Uvaa is a 2015 Indian comedy and social drama film, written and directed by Jasbir Bhatti and produced by Dhanraj Films, about five friends in a boarding school and their daily life suddenly turning into a rebellious fight for justice and making an example for the outside world. The film stars Om Puri, Sanjay Mishra, Vikrant Rai, Jimmy Sheirgill, Sangram Singh, Rohan Mehra, and Archana Puran Singh, and includes several new faces as the lead actors of the film.

==Plot==
Anil (Rohan Mehra), Vikram (Lavin Gothi), Salmaan (Mohit Baghel) and Deenbandhu (Bhupendra "Megh" Singh) are rebellious brats of suburban Delhi NCR. With the world at their feet and nothing to worry about, they stomp everything in their path without caring about consequences. When the five are placed in the totally new world of convent school, they face new challenge. Their goal is to survive and thrive only to find romance, but one night they encounter a horrifying event which puts them in the hands of law. Their lives change forever as they have to fight for justice and moral integrity to make an example for the world.

==Cast==

- Om Puri as Hukum Pratap Chaudhary
- Jimmy Sheirgill as S.P Tejaveer Singh
- Manish Chaudhary as Lawyer Pramod Mittal
- Archana Puran Singh as Lawyer Jayshri Bhatiya
- Sangram Singh as Coach Sangram Singh
- Raju Mavani as Divan
- Ravi Verma as a Sub-inspector
- Rohan Mehra as Anil Sharma
- Mohit Baghel as Salman Khan
- Poonam Pandey as Pooja
- Sheena Bajaj as Rashmi
- Neha Khan as Mala
- Rajit Kapoor as Principal
- Elena Kazan as English Teacher Kanaklata
- Sanjay Mishra as Hindi Teacher Vyakulji
- Jyoti Kalash as Jailor
- Vinti Idnani as Nisha
- Yukti Kapoor as Roshni
- Jeetu Shivhare as Drama Teacher Sala Sir
- Shefali Singh as Yoga Teacher
- Gautam Gilhotra as Music Teacher
- Parikshit Sahni as Judge
- Amisha Ghai as Jyoti
- Vicky Aahuja as Shrikant Tyagi
- Padam Singh as Girish Sharma
- Lavin Gothi as Vikram Tyagi
- Vicky Roy as Ram Pratap Singh
- Bhupendra "Megh" Singh as Deenbandhu

==Soundtrack==

The music for Uvaa has been composed by Rashid Khan, Palash Muchal & Praveen-Manoj. The lyrics have been given by Bhupendra Singh Megh and Shiv Singh.
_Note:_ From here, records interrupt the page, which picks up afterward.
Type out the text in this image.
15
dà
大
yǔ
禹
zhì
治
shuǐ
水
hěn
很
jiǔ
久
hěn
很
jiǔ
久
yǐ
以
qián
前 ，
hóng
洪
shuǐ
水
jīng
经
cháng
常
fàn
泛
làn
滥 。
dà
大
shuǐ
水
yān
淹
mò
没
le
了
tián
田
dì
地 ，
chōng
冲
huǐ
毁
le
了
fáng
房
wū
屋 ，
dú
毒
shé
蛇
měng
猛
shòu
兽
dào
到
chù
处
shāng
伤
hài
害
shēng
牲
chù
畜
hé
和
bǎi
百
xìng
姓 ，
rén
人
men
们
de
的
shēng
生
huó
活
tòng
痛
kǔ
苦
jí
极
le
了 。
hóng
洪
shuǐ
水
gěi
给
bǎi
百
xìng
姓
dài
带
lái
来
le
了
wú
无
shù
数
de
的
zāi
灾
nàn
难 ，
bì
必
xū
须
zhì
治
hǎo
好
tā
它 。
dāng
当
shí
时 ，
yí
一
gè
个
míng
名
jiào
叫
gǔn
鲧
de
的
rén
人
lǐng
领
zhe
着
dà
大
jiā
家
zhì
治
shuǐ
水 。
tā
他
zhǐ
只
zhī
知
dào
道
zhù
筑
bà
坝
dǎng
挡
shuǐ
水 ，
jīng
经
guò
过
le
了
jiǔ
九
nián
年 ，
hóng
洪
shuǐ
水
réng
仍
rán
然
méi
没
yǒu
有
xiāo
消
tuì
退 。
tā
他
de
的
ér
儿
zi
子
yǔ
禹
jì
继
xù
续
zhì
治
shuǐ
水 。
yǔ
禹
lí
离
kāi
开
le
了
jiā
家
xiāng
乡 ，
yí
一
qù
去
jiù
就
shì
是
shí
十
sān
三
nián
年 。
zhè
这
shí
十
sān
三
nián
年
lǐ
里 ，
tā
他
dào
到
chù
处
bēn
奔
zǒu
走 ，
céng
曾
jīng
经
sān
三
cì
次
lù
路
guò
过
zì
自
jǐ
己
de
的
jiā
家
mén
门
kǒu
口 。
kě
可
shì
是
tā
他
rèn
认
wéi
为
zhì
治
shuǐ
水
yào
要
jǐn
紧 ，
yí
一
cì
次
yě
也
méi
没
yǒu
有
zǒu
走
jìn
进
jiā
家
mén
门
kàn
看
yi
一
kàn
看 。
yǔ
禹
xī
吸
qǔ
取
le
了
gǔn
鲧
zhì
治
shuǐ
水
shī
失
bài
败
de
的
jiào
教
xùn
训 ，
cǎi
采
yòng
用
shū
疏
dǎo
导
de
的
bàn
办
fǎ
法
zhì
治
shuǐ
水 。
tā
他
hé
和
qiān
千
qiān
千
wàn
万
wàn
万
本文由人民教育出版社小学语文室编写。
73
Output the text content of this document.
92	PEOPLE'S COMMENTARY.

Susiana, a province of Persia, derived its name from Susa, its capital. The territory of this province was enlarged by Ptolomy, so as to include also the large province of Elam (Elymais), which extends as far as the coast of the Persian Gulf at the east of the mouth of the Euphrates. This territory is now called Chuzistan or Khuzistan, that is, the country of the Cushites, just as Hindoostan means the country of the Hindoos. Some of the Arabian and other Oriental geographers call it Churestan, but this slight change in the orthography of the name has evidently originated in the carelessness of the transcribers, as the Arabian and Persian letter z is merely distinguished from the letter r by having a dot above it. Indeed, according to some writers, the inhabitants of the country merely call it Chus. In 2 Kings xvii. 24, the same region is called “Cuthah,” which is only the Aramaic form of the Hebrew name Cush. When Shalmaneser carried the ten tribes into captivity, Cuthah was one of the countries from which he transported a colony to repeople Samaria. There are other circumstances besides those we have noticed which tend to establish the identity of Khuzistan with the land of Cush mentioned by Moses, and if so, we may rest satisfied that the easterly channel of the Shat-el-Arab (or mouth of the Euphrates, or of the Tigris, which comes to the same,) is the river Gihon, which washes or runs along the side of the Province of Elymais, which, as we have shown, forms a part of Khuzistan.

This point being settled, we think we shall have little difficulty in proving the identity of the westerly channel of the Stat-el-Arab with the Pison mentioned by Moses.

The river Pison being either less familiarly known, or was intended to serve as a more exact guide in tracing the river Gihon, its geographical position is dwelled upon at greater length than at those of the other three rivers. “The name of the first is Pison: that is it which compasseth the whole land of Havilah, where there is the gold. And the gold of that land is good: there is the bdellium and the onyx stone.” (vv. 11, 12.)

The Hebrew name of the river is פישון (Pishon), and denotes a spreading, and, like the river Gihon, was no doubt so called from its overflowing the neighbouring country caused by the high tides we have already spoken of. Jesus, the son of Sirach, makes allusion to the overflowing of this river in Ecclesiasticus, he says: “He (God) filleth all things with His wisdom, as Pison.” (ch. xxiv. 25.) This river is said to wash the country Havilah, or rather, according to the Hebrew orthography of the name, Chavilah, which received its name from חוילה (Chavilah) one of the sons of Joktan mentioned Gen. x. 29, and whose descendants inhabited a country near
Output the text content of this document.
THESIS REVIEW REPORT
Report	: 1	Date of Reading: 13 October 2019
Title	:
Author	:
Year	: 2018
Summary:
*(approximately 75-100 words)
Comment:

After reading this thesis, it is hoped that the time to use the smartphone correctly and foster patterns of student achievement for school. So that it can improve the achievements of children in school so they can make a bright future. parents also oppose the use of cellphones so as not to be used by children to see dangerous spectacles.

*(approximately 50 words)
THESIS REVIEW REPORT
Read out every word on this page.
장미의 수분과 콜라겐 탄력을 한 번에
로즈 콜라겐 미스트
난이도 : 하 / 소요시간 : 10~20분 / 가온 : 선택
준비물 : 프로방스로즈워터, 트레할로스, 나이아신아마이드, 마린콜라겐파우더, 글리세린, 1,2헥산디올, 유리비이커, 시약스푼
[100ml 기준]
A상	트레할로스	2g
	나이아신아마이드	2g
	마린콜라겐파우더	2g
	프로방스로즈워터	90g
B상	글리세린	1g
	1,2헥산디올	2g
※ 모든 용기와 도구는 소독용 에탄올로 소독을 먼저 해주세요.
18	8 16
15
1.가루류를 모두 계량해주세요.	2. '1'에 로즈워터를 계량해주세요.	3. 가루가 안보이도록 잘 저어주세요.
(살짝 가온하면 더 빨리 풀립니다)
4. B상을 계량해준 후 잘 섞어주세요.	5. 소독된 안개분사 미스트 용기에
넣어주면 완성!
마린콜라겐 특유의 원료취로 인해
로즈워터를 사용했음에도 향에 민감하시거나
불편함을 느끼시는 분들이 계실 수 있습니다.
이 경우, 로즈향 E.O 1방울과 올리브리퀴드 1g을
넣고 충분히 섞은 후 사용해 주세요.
| No. | Title | Lyrics | Music | Singer(s) | Length |
|---|---|---|---|---|---|
| 1. | "Jiyo Lalla" | Bhupendra Singh | Praveen Bhardwaj & Manoj | Jasraj Joshi | 05:31 |
| 2. | "Ishq Fobiya" | Bhupendra Singh | Rashid Khan | Mohammed Irfan, Bhanu Pratap Singh | 05:55 |
| 3. | "Vande Mataram" |  |  | Siddharth Mahadevan, Sujata Mazumdar, Poonam Pandey 1 |  |
| 4. | "Natani" | Bhupendra Singh, Shiv | Palash Muchhal | Sujata Mazumdar, Amit Mishra, Poonam Pandey 1 & Shiv Singh | 03:40 |
| 5. | "Ishq Fobiya Kyun" | Bhupendra Singh | Rashid Khan | Mohammed Irfan & Palak Muchhal | 05:55 |
| Total length: |  |  |  |  | 25:34 |

==Critical response==

Renuka Vyavahare of The Times of India said that, "Uvaa (read youngsters) is one of those many films which touches upon a relevant topic but fails to capitalise on its potential." The critic gave the film a rating of 2 out of 5 and concluded her review saying that, "shoddy execution mars this potentially significant social drama." Shaheen Parkar of Mid-Day gave the film a rating of 1.5 out of 5 and said that, "there’s nothing in the storyboard that enthralls you even for a few minutes." Martin D'Souza of Glamsham gave the film a rating of 2 out of 5 saying that, "If only director Jasbir Bhatti had dwelt on the subject rather than concentrating on silly school scenes and even sillier teachers, we would have had a hard-hitting film on our hands." Bollywood Life gave the film a rating of 1 out of 5 saying that, "Overall, the film is a poor attempt at driving home a relevant social message. A perfect case of good intention, bad execution."